European High Representative for Foreign Affairs, Kaja Kallas (L) and European Commissioner for Enlargement Marta Kos at a press conference in Brussels, Belgium, 4 November 2025. Photo: EPA / Olivier Hoslet

European High Representative for Foreign Affairs, Kaja Kallas (L) and European Commissioner for Enlargement Marta Kos at a press conference in Brussels, Belgium, 4 November 2025. Photo: EPA / Olivier Hoslet

Hungary has vetoed the European Union’s annual joint statement on enlargement, effectively preventing the bloc from formally beginning accession talks with Ukraine, the Russian service of German public broadcaster Deutsche Welle (DW) reported on Tuesday.

According to officials from Denmark, which currently holds the EU’s rotating presidency, Hungary was the sole country to reject an assessment that Ukraine had made progress towards meeting the EU’s eligibility criteria for membership over the past year.

“Ukraine is fulfilling its promises,” Denmark’s Europe Minister Marie Bjerre said, noting that the other 26 countries in the EU were “demonstrating strong support for Ukraine”, according to DW.

As well as praising Kyiv’s progress, the EU’s annual enlargement statement noted that Montenegro was the most advanced candidate in the accession process and confirmed that the country was on track to conclude negotiations by the end of 2026, with Albania expected to follow by the end of 2027.

With Budapest’s veto, the formal opening of accession negotiations between Kyiv and Brussels will now be delayed, despite the repeated assurances made by senior European leaders that Ukraine’s future lies within the European Union.

On Tuesday, European Council President António Costa and European Commission President Ursula von der Leyen joined 11 European countries in affirming their “strong support” for Ukraine’s future EU membership.

Despite Hungary’s efforts to prevent the start of negotiations, Ukraine will continue to receive informal guidance from EU officials on its accession reforms under a special dispensation, Euronews reported last week.

Kyiv has been presented with a 10-point to-do list aimed at speeding up its internal transformation, and will receive continued technical recommendations to help this process, EU Enlargement Commissioner Marta Kos announced on Friday. “At some point, we will have to find unanimity,” Kos said. “But for the time being, for the technical part, we can go on.”

“This means that Ukraine is being given specific instructions on how exactly it should implement reforms, what it should achieve, and what outcomes the majority of member states expect,” Bjerre added on Tuesday.

The European Commission will apply the same approach to Ukraine’s neighbour Moldova, whose membership bid has also been stalled by internal EU deadlock, Euronews reported.

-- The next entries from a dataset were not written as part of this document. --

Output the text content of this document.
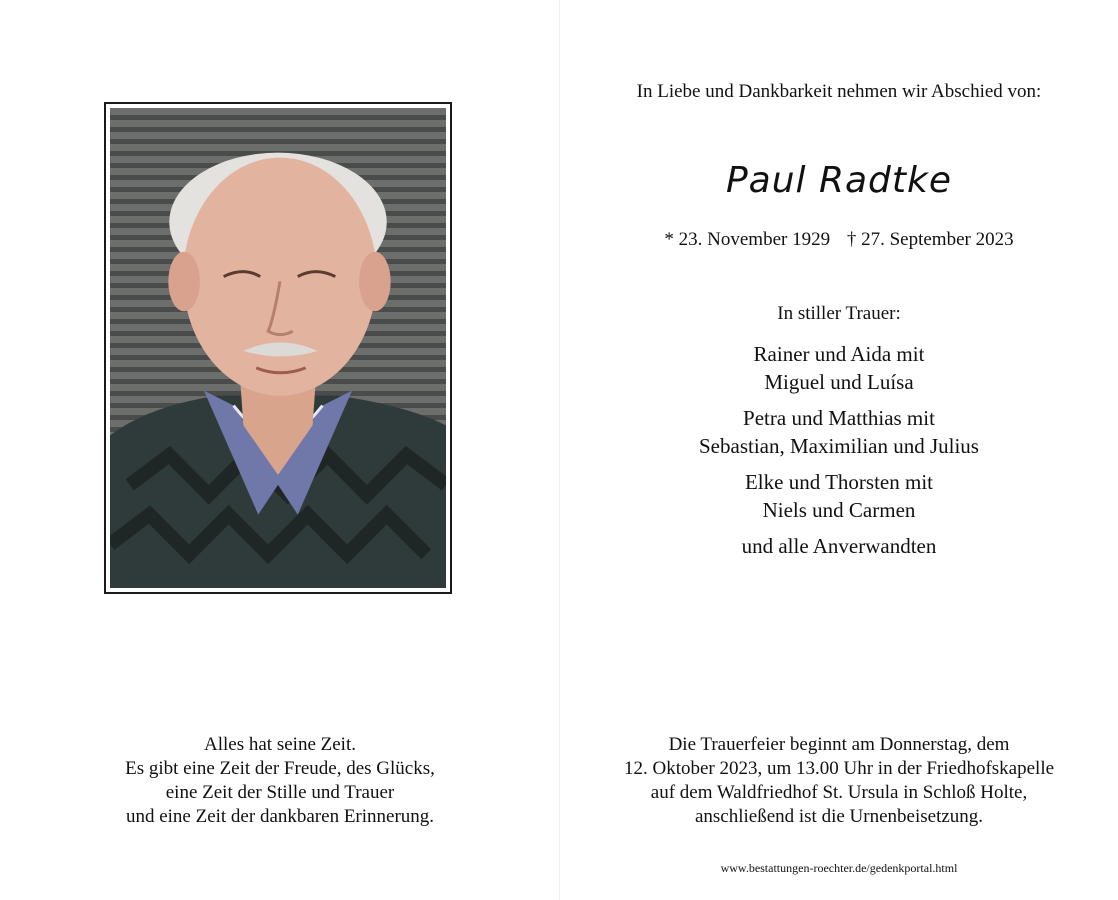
Alles hat seine Zeit.
Es gibt eine Zeit der Freude, des Glücks,
eine Zeit der Stille und Trauer
und eine Zeit der dankbaren Erinnerung.
In Liebe und Dankbarkeit nehmen wir Abschied von:
Paul Radtke
* 23. November 1929 † 27. September 2023
In stiller Trauer:
Rainer und Aida mit
Miguel und Luísa
Petra und Matthias mit
Sebastian, Maximilian und Julius
Elke und Thorsten mit
Niels und Carmen
und alle Anverwandten
Die Trauerfeier beginnt am Donnerstag, dem
12. Oktober 2023, um 13.00 Uhr in der Friedhofskapelle
auf dem Waldfriedhof St. Ursula in Schloß Holte,
anschließend ist die Urnenbeisetzung.
www.bestattungen-roechter.de/gedenkportal.html
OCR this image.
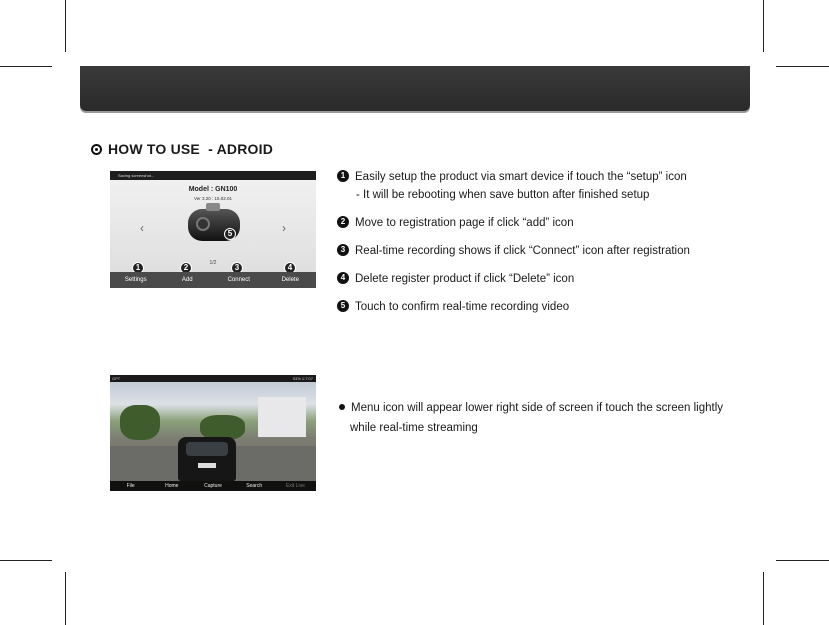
HOW TO USE  - ADROID
Saving screenshot...
Model : GN100
Ver 3.20 : 15.02.01
5
‹	›
1/2
1	2	3	4
Settings	Add	Connect	Delete
1 Easily setup the product via smart device if touch the “setup” icon
- It will be rebooting when save button after finished setup
2 Move to registration page if click “add” icon
3 Real-time recording shows if click “Connect” icon after registration
4 Delete register product if click “Delete” icon
5 Touch to confirm real-time recording video
GPT	93% 1:7:07
File	Home	Capture	Search	Exit Live
Menu icon will appear lower right side of screen if touch the screen lightly
while real-time streaming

Hungary, which has long been the leading critic of Ukraine within the EU, has repeatedly opposed allowing Ukraine to join the bloc while the country is at war with Russia. In late October, a senior Hungarian official announced that Budapest was planning to form a “Ukraine-sceptic alliance” within the EU with the objective of blocking European financial and military aid being given to Kyiv.